Algunas son bajitas, menudas,
como yo, y me fundo fácilmente con ellas en un abrazo cómodo, cálido, acogedor.
Otras son grandes, amazónicas, imponentes. Pero no me hacen sombra: me dan luz.
Son las luciérnagas de mi ejército de mujeres. Mujeres contentas, satisfechas,
encantadas, encantadoras.
Algunas están enfermas: tienen
cáncer, artritis, esclerosis. Estas son las más fuertes, las más admirables,
las que se crecieron en la adversidad y el reto les hizo ganar medallas.
Otras están tristes, tienen
depresión o algún trauma. Las que engullen para olvidar, las que beben para
olvidar, y las que no consiguen recordar. Las que
tienen altibajos y las que tienen más bajos que altos. Y cuando los bajos son
muy bajos, el vínculo es la terapia. Nos arremolinamos al teléfono, en una cena
en casa de una amiga, o en el infierno, no importa... El caso es juntar las
auras, saber que no estamos solas, que te entiendo, que te escucho, que te
siento, que te quiero.
Mujeres que no pueden rendirse
incluso cuando no les quedan fuerzas. Mujeres que siguen y siguen y siguen. Muchas
son madres, casi todas preocupadas. Agobiadas por el peso, por los niños, por
las suegras, por las nueras, por los silencios de los maridos, por las dudas y
las deudas, por la culpa.
Algunas transparentes, me miran,
sé lo que sienten. Luego están las del silencio enigmático.

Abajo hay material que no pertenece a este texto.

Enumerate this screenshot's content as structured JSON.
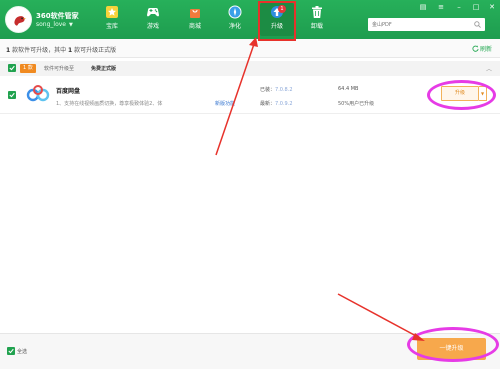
{
  "header": {
    "app_title": "360软件管家",
    "user_name": "song_love",
    "nav": [
      {
        "label": "宝库",
        "icon": "star-icon"
      },
      {
        "label": "游戏",
        "icon": "gamepad-icon"
      },
      {
        "label": "商城",
        "icon": "shopping-bag-icon"
      },
      {
        "label": "净化",
        "icon": "compass-icon"
      },
      {
        "label": "升级",
        "icon": "upload-arrow-icon",
        "badge": "1",
        "active": true
      },
      {
        "label": "卸载",
        "icon": "trash-icon"
      }
    ],
    "search_placeholder": "金山PDF",
    "colors": {
      "header_green": "#22a556",
      "active_green": "#1c8c44",
      "badge_red": "#e5373b"
    }
  },
  "summary": {
    "count_a": "1",
    "text_a": "款软件可升级，其中",
    "count_b": "1",
    "text_b": "款可升级正式版",
    "refresh_label": "刷新"
  },
  "group": {
    "tag": "1 款",
    "label": "软件可升级至",
    "label_bold": "免费正式版"
  },
  "software": {
    "name": "百度网盘",
    "description": "1、支持在线视频画质切换，尊享极致体验2、体",
    "more_link": "新版功能",
    "installed_label": "已装：",
    "installed_version": "7.0.8.2",
    "latest_label": "最新：",
    "latest_version": "7.0.9.2",
    "size": "64.4 MB",
    "percent_text": "50%用户已升级",
    "upgrade_label": "升级"
  },
  "footer": {
    "select_all": "全选",
    "one_key_upgrade": "一键升级",
    "accent": "#f7a84c"
  }
}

Necesitarán un par de copas de vino y un par de jueves para vomitar su alma.
Las mujeres de mi ejército a
veces son víctimas, a veces verdugos, pero siempre acuden: leales.
Sé que no puedo vivir sin ellas.
Necesito el enlace a mi ejército de mujeres. Algunas curan y otras más torpes hieren. Escuchan,
asienten, se emocionan, lloran, ríen, sonríen. Buscan complicidad. Acarician pesares, les abren la jaula. Descomprimen las penas, las echan a volar.